Pete is represented by Christine Witthohn of Book Cents Literary Agency.

And here you can listen to Pete reading the first chapter of Diary of a Small Fish.

    15 replies to "Joining the Scrum"

    • Tricia Gilbey

      Absolutely fascinating – I’ve always wanted to hear the story of the journey of your novel, Pete, having come across snippets of news about it over the years, but never quite being able to put the pieces together. Good luck to you. I remember reading DOSF all those years back, and it’s good to see you bring it to the marketplace in your own way. I do think Authonomy etc was a good testing ground for books, and know what you mean about connecting with your audience, and having faith in your book because of that Your agent sounds like a complete gem, great to hear of her pragmatic attitude.

    • Batty Jane

      I, too, remember reading an early version of DOSF, remember smiling, enjoying and admiring its easy flow of words. It’s good to hear how you persevered, how you succeeded in bringing this baby to full term and how you presented it to the world. Fantastic and inspirational post. Thanks.

    • Pete

      Thank you, Tricia and Jane – it’s sort of like being reintroduced to the college-graduated child of your old friend, last seen in a pram.

      Sort of.

    • Sue Howe

      Great post, Peter! Having a trustworthy agent to endorse you puts your self-published book in a completely different category to most and I applaud your decision to go ahead while the topic is so hot. Good for you and the best of luck with your next! Sue.

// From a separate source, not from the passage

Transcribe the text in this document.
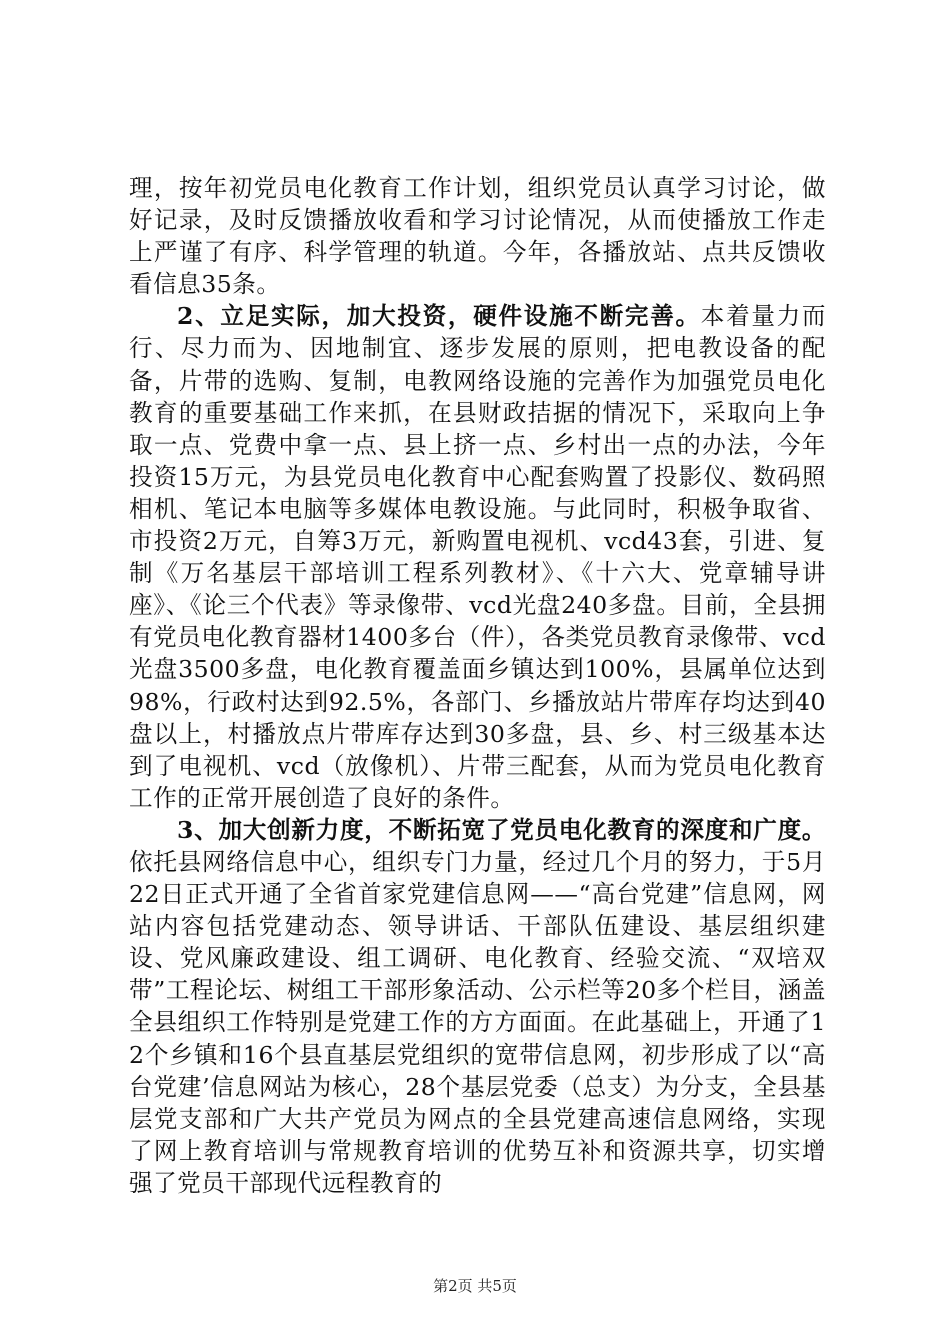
理，按年初党员电化教育工作计划，组织党员认真学习讨论，做好记录，及时反馈播放收看和学习讨论情况，从而使播放工作走上严谨了有序、科学管理的轨道。今年，各播放站、点共反馈收看信息35条。

2、立足实际，加大投资，硬件设施不断完善。本着量力而行、尽力而为、因地制宜、逐步发展的原则，把电教设备的配备，片带的选购、复制，电教网络设施的完善作为加强党员电化教育的重要基础工作来抓，在县财政拮据的情况下，采取向上争取一点、党费中拿一点、县上挤一点、乡村出一点的办法，今年投资15万元，为县党员电化教育中心配套购置了投影仪、数码照相机、笔记本电脑等多媒体电教设施。与此同时，积极争取省、市投资2万元，自筹3万元，新购置电视机、vcd43套，引进、复制《万名基层干部培训工程系列教材》、《十六大、党章辅导讲座》、《论三个代表》等录像带、vcd光盘240多盘。目前，全县拥有党员电化教育器材1400多台（件），各类党员教育录像带、vcd光盘3500多盘，电化教育覆盖面乡镇达到100%，县属单位达到98%，行政村达到92.5%，各部门、乡播放站片带库存均达到40盘以上，村播放点片带库存达到30多盘，县、乡、村三级基本达到了电视机、vcd（放像机）、片带三配套，从而为党员电化教育工作的正常开展创造了良好的条件。

3、加大创新力度，不断拓宽了党员电化教育的深度和广度。依托县网络信息中心，组织专门力量，经过几个月的努力，于5月22日正式开通了全省首家党建信息网——“高台党建”信息网，网站内容包括党建动态、领导讲话、干部队伍建设、基层组织建设、党风廉政建设、组工调研、电化教育、经验交流、“双培双带”工程论坛、树组工干部形象活动、公示栏等20多个栏目，涵盖全县组织工作特别是党建工作的方方面面。在此基础上，开通了12个乡镇和16个县直基层党组织的宽带信息网，初步形成了以“高台党建’信息网站为核心，28个基层党委（总支）为分支，全县基层党支部和广大共产党员为网点的全县党建高速信息网络，实现了网上教育培训与常规教育培训的优势互补和资源共享，切实增强了党员干部现代远程教育的

第2页 共5页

      ps I shall put it on my Christmas list but it’ll have to be paper!!

    • jilljmarsh

      The book is no less than terrific. And for its appeal to reach this far across the water, it must have something special. But the chord you struck for me is the local market. A Boston political/legal story sold directly to Bostonians. You’ve got me thinking, Mr Morin. Wishing you every success with your fine Fish and I admit to a dolphin squeak when I read there are two more Morin fry to come. Bring it on (I’m all out of subsea allusions).

    • Sheila Bugler

      I read an earlier version of this book and adored it. Pete Morin is a GREAT writer. The published novel is most definitely on my Christmas list.

    • Pete

      Oh my Sue and Sheila – how cool would it be to have a few pics of the cover in London! If you send me an email with your address, I’ll ship you signed copies. (Sheila hasn’t seen the Acknowledgments yet, Jill)

      pbmorin@comcast.net

      XO

      • Sheila Bugler

        Seriously? Pete, please send me a copy. I’ll also get my book club to read it.
        Sheila

    • Lorraine

      I remember DOSF from both YWO and The Shed. It’s an amazing story really well told. I’m so pleased you have an agent you can trust to guide you in the right direction.

    • elizabethjasperwriter

      I absolutely loved this book and I’ve found it fascinating to learn the story behind it.

      Pete Morin is a highly talented writer and i’m looking forward to his future work.

    • Pete

      jeez.

    • Kat

      I love this blog, Pete. Even though I am sitting here fighting to keep my eyes open, it fills me with energy and the desire to do stuff…

      I’ve only ever read the opening of Small Fish, a long time ago, but I loved it. Desperately need to get it on my reading list.

    • Mike Lewis

      Love the story of the story. I haven’t read DOSF yet (soon to be remedied) but I was wondering if your agent’s strategy worked? Has the self-published success opened doors at the old school publishers?

    • Pete

      Yikes I might have to do an event in UK!

      Mike, it’s too soon to tell. The DOSF sales is one challenge, and finishing #2 is another. But none of this stuff happens right away, you just have to keep putting one foot in front of another.

    • Liza

      Great post, Pete. You are lucky to have such a wonderful agent. Best of luck to you.